Centralhub Search Engine
Website: www.centralhub.com.py
Developer: Nestor Solalinde (manolosolalinde@gmail.com)
A search engine platform for specialized web scraping of local e-commerce sites.
This platform consists of 5 different sub-projects:
-
An E-commerce Search Engine Frontend,
- Project Id: ch_se
- Project website: https://www.centralhub.com.py/
- Description: Search Engine Frontend visible to the public (the final result).
- Technologies: React, Redux, Nextjs, Firebase, Git.
-
E-commerce Search Engine Admin Backend,
- Project Id: chscrapergui
- Project website: https://centralhub-scrape-gui.web.app/
- Description: Search Engine Admin Backend visible to the admin.
- Technologies: Nodejs, React, Redux, Firebase, Github.
-
Web scraping API core and tools,
- Project Id: chscraperapi
- Description: The core scraping module, used to run tests and background tasks using configuration files.
- Technologies: Python, Flask, Docker, NoSQL, Firebase, Google Cloud Platform, Git.
-
Web scraping automation and synchronization tools,
- Project Id: chscraperfunctions
- Description: A set of tools to update databases, synchronize data between different services, and trigger events based on specific conditions.
- Technologies: Nodejs, PubSub, Firebase Functions, Cloud Scheduler, Google Cloud Platform, Git, Task Scheduler, Compute Engine API.
-
Devops, Search Engine Implementation, Architecture, and Integrations.
- Project Id: ch_devops
- Description: A set of documents, scripts, and directives used to set up services, assuring that everything works as expected.
- Technologies: Docker, Pytest, Jest, Firestore, Elasticsearch, Google Cloud Platform.
How it works:
-
An administrator uses the admin backend (chscrapergui) to:
- Create, modify or delete configuration files for scraping different sites.

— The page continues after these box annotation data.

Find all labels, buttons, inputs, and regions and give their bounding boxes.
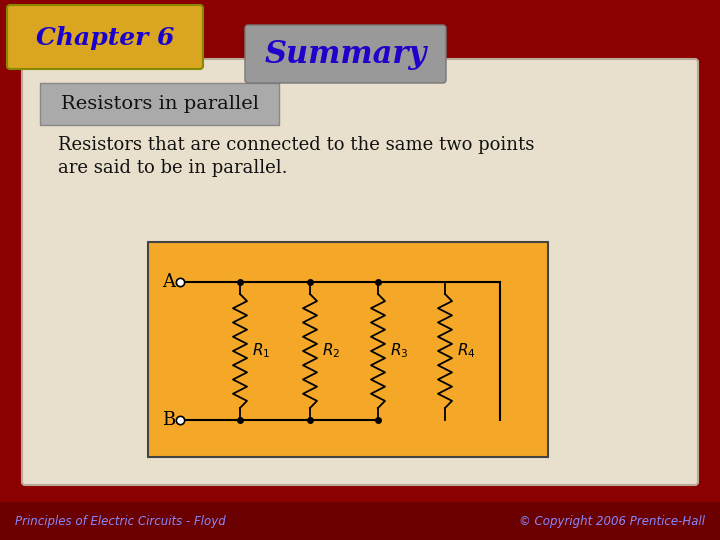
- Text: $\mathit{R}_{2}$: $\mathit{R}_{2}$: [322, 342, 341, 360]
- Text: © Copyright 2006 Prentice-Hall: © Copyright 2006 Prentice-Hall: [519, 515, 705, 528]
- Text: $\mathit{R}_{4}$: $\mathit{R}_{4}$: [457, 342, 476, 360]
- FancyBboxPatch shape: [40, 83, 279, 125]
- Text: Principles of Electric Circuits - Floyd: Principles of Electric Circuits - Floyd: [15, 515, 226, 528]
- Bar: [148, 242, 548, 457]
- Text: are said to be in parallel.: are said to be in parallel.: [58, 159, 287, 177]
- Text: $\mathit{R}_{3}$: $\mathit{R}_{3}$: [390, 342, 408, 360]
- Text: $\mathit{R}_{1}$: $\mathit{R}_{1}$: [252, 342, 270, 360]
- Text: Resistors that are connected to the same two points: Resistors that are connected to the same…: [58, 136, 534, 154]
- Text: A: A: [162, 273, 175, 291]
- FancyBboxPatch shape: [245, 25, 446, 83]
- Text: B: B: [162, 411, 175, 429]
- Text: Resistors in parallel: Resistors in parallel: [61, 95, 259, 113]
- Text: Summary: Summary: [265, 39, 427, 71]
- Bar: [0, 502, 720, 540]
- Text: Chapter 6: Chapter 6: [36, 26, 174, 50]
- FancyBboxPatch shape: [7, 5, 203, 69]
- FancyBboxPatch shape: [22, 59, 698, 485]
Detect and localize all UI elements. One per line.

- Test configuration files by calling the web scraping core API tools through HTTP requests (chscraperapi) (running in Cloud Run)
- Enable or disable sites for scraping
- Schedule scraper VM instances to run in the cloud at specific schedules
- Setup configuration parameters for scraping
- Monitor scraping tasks on each site
-
A cloud function (chscraperfunctions) sends an API request to the web scraper (chscraperapi) to:
-
run a set of scripts to scrape the sites and store the results in a NoSQL database (Firestore), according to:
- The configuration of the VM instance, such as the number of threads, schedule, etc.
- The configuration of each site (defined in the admin backend).
-
-
Cloud functions (chscraperfunctions) are used to:
- Automate the behavior of the VM instance that runs the web scraping scripts (turn on or off as required)
- Synchronize the results of the web scraping scripts with the elasticsearch database
- Update the current state of a specific site
- Create scraping tasks according to configuration files
Technologies: Elasticsearch, Python, Flask, Docker, NoSQL, Scrapy, Selenium, Firebase (Functions, Firestore, Authentication, Hosting), Git, JavaScript, React, Redux, Nodejs, Google Cloud Platform (PubSub, Task Scheduler, Compute Engine API, Task Runner, Logging). Testing: Jest, Pytest.